Анатолий Федорович Кони (1844–1927), видный юрист, прогрессивный общественный деятель, литератор, член Государственного совета, почетный академик (с 1900 года):
Те, кто встречал лишь изредка Гончарова или предполагал найти в нем живое воплощение одного из его наиболее ярких образов, охотно отождествляли его с Обломовым, — тем более что его грузная фигура, медлительная походка и спокойный, слегка апатичный взор красивых серо-голубых глаз давали к этому некоторый повод. Но в действительности это было не так.

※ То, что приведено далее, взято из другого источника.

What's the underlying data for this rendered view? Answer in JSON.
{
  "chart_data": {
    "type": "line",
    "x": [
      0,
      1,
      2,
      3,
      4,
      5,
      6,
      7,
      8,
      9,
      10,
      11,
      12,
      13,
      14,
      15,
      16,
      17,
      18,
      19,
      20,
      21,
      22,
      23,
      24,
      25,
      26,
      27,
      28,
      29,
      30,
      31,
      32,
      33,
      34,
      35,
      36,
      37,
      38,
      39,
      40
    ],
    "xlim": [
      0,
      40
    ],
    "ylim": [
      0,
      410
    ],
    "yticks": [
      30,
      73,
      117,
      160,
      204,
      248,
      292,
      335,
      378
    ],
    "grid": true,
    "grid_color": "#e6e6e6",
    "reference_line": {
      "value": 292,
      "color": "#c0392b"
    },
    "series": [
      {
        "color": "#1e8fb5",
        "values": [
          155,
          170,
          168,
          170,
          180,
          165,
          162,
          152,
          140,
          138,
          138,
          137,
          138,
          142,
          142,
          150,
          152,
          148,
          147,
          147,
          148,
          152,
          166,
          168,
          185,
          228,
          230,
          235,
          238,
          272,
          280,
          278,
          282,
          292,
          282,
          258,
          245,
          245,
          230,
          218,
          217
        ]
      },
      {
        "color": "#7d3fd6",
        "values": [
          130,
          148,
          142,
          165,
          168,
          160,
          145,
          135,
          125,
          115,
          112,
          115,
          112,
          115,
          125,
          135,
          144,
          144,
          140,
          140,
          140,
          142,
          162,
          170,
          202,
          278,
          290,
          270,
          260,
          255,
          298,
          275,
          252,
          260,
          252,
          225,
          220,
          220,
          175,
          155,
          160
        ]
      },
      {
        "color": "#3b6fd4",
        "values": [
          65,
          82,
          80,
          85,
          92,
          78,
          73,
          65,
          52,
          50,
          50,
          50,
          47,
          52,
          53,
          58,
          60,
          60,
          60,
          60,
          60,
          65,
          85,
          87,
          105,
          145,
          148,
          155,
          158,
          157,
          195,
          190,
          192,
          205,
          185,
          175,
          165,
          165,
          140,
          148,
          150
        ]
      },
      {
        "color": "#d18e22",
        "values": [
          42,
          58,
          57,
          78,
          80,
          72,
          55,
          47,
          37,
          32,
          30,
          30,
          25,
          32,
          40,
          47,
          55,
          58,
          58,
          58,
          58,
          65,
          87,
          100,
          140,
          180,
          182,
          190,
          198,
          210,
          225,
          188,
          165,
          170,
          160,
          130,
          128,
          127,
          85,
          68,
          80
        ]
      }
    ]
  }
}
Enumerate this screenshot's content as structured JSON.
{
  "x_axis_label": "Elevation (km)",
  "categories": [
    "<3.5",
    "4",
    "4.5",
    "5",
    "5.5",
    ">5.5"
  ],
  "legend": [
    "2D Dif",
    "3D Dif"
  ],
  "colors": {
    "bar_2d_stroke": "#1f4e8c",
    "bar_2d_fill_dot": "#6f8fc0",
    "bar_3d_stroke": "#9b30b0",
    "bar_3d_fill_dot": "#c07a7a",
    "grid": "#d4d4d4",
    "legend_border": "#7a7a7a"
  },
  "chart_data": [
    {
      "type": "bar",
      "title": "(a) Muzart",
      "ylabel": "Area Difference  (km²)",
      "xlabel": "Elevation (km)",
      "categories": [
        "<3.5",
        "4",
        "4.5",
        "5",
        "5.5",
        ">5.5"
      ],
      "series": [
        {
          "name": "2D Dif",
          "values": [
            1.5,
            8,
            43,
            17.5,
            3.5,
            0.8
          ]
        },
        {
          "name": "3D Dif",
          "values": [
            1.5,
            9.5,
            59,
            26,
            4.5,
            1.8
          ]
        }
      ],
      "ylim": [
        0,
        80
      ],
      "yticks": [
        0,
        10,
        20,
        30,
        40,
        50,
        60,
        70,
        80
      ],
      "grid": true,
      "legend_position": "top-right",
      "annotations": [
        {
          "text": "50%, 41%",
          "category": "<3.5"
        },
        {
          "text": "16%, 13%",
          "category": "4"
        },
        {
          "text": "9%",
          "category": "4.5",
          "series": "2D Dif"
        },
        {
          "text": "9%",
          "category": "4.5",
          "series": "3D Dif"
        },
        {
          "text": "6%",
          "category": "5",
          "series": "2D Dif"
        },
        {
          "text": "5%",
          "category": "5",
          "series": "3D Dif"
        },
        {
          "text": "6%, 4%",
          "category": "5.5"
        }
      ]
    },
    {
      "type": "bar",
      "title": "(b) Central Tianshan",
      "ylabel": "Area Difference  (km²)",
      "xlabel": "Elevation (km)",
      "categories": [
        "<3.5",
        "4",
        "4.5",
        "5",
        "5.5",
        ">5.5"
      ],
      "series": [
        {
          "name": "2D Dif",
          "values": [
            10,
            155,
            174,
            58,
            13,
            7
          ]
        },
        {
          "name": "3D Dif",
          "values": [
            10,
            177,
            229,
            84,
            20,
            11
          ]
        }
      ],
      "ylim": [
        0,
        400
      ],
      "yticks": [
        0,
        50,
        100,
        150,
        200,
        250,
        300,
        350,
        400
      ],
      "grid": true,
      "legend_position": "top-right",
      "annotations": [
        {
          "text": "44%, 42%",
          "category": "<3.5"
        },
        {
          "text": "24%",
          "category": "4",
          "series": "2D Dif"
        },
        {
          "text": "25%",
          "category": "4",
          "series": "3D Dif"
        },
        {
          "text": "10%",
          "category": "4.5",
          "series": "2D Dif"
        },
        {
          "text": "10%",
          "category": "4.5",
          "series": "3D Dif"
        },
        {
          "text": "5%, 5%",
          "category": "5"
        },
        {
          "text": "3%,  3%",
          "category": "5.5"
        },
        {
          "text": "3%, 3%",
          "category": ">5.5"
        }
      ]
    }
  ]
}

Петр Дмитриевич Боборыкин:
Ленивой никак нельзя было назвать его натуру. Осторожной, склонной к медлительности и постоянному передумыванию известной темы — да; но ни в каком случае не пассивной, как у его героя (Обломова. — Сост.). Голова постоянно работала, и две трети жизни прошли у Гончарова на службе, то есть в привычках так или иначе занятого человека. Да и в смысле чисто физическом, мышечном, он до глубокой старости сохранил очень бодрые привычки, был испытанный ходок и уже за семьдесят лет, с постоянным катаром и одышкой, если только был на ногах, ходил пешком обедать с одного конца Петербурга на другой — с Моховой на Мойку. И психически он склонен был к душевному возбуждению, что беспрестанно сказывалось в его разговоре.
Иван Александрович Гончаров. Из письма И. С. Тургеневу. Петербург, 28 марта (9 апреля) 1859 года:
Только знаю, что если меня что-нибудь приятно или неприятно взволнует, поразит etc., я глубоко проникаюсь мыслью или чувством, враждой или (не ненавистью только, я не могу ненавидеть, тут у меня и упорства нет) намерением и — будто против воли несу свою ношу, упорно и непреклонно иду до цели, хотя бы пришлось и потерпеть.